В Джудекке, в крошечном баре за судоремонтными доками, у меня случается самый неожиданный в Венеции обед. Гудит телевизор, старик в твиде читает La Stampa, рабочие с судоремонтного завода штурмуют игровой автомат, за бокалом просекко болтает с подругой фармацевт из соседней аптеки (длинные ноги и белый халат), над стойкой висят фотографии младенца официантки, в окно было видно обычный хмурый двор, и здание легко вибрирует от бьющих в фундамент невидимых волн.
Сидя у стойки, я думаю, что только здесь, между судоремонтным заводом и полицией, у меня пропадает ощущение ускользающей, расползающейся материи; что бетон держит то, что не в силах - венецианская штукатурка; что, в сущности, город создают простые древесные сваи, а лепнина и мрамор начинаются уже потом. Следуя этой логике, я решаю, что лишь физическое, видимое глазу деланье защищает от небытия, утверждает твою реальность, дает смысл; что труд формирует, обтачивает человека; что что-то подобное я уже читала. У Энгельса, может быть.
«Бред», - бормочу я вслух, вставая. И думаю, что надо еще раз зайти в Сан Марко: посмотреть, как в сумерках ложатся тени на лица ангелов под куполом.
***
В Венеции особенно заметен контраст масштабов. Суша здесь меньше воды, жизнь меньше искусства, человек меньше пейзажа. Город сделан не по человеческой мерке, и, попав сюда впервые, чувствуешь себя, как влезший в чужое, слишком большое пальто.

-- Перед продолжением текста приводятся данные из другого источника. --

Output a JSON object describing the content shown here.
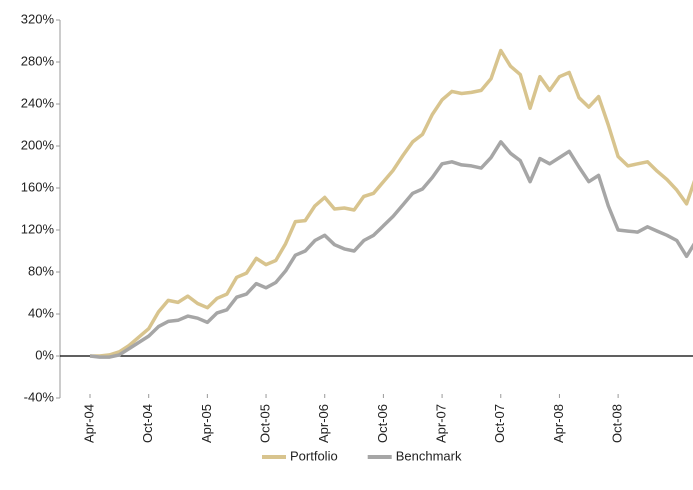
{
  "chart_data": {
    "type": "line",
    "categories": [
      "Apr-04",
      null,
      null,
      null,
      null,
      null,
      "Oct-04",
      null,
      null,
      null,
      null,
      null,
      "Apr-05",
      null,
      null,
      null,
      null,
      null,
      "Oct-05",
      null,
      null,
      null,
      null,
      null,
      "Apr-06",
      null,
      null,
      null,
      null,
      null,
      "Oct-06",
      null,
      null,
      null,
      null,
      null,
      "Apr-07",
      null,
      null,
      null,
      null,
      null,
      "Oct-07",
      null,
      null,
      null,
      null,
      null,
      "Apr-08",
      null,
      null,
      null,
      null,
      null,
      "Oct-08",
      null,
      null,
      null,
      null,
      null,
      null,
      null,
      null
    ],
    "series": [
      {
        "name": "Portfolio",
        "color": "#d8c48e",
        "values": [
          0,
          0,
          1,
          4,
          10,
          18,
          26,
          42,
          53,
          51,
          57,
          50,
          46,
          55,
          59,
          75,
          79,
          93,
          87,
          91,
          107,
          128,
          129,
          143,
          151,
          140,
          141,
          139,
          152,
          155,
          166,
          177,
          191,
          204,
          211,
          230,
          244,
          252,
          250,
          251,
          253,
          264,
          291,
          276,
          268,
          236,
          266,
          253,
          266,
          270,
          246,
          237,
          247,
          220,
          190,
          181,
          183,
          185,
          176,
          168,
          158,
          145,
          172
        ]
      },
      {
        "name": "Benchmark",
        "color": "#a6a6a6",
        "values": [
          0,
          -1,
          -1,
          1,
          7,
          13,
          19,
          28,
          33,
          34,
          38,
          36,
          32,
          41,
          44,
          56,
          59,
          69,
          65,
          70,
          81,
          96,
          100,
          110,
          115,
          106,
          102,
          100,
          110,
          115,
          124,
          133,
          144,
          155,
          159,
          170,
          183,
          185,
          182,
          181,
          179,
          189,
          204,
          193,
          186,
          166,
          188,
          183,
          189,
          195,
          180,
          166,
          172,
          143,
          120,
          119,
          118,
          123,
          119,
          115,
          110,
          95,
          110
        ]
      }
    ],
    "ylim": [
      -40,
      320
    ],
    "yticks": [
      {
        "value": -40,
        "label": "-40%"
      },
      {
        "value": 0,
        "label": "0%"
      },
      {
        "value": 40,
        "label": "40%"
      },
      {
        "value": 80,
        "label": "80%"
      },
      {
        "value": 120,
        "label": "120%"
      },
      {
        "value": 160,
        "label": "160%"
      },
      {
        "value": 200,
        "label": "200%"
      },
      {
        "value": 240,
        "label": "240%"
      },
      {
        "value": 280,
        "label": "280%"
      },
      {
        "value": 320,
        "label": "320%"
      }
    ],
    "legend": "bottom"
  }
}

На площади St. Giovanni e Paolo я сдаюсь. Готический фасад церкви упирается в белую мраморную шкатулку госпиталя, мост изгибается, конная статуя рвется вперед, канал Mendicanti уходит в сторону Fondamente Nuove густо покрытой статуями стеной. Мозг не в состоянии все это вместить, сетчатка - впитать, и я ретируюсь в ближайшее кафе: выдохнуть и переварить.
Втиснутый в раму окна, пейзаж кажется меньше и безопаснее. Я заказываю кофе и, пока оно длится, успеваю придумать жизнь, которая может произойти здесь со мной. Поступить на кафедру славистики университета Ca’Foscari, поселиться в Джудекке, в сыром доме окнами на канал. Просыпаться от пароходного гудка, покупать газету ради прогноза погоды и уровня воды. Завести моторку. В выходные уходить в открытое море, к южным островам. По утрам, распахнув ставни, вдыхать смесь водорослей, тлена, машинного масла и тоски.
Но кофе выпит, на улице сыро, и скоро опустится темнота. До отъезда несколько дней, а статус венецианки не продается с недвижимостью. Il conto, per favore.
P.S. Джудекка:
Самый логичный в этом городе портрет - отражения в отражении.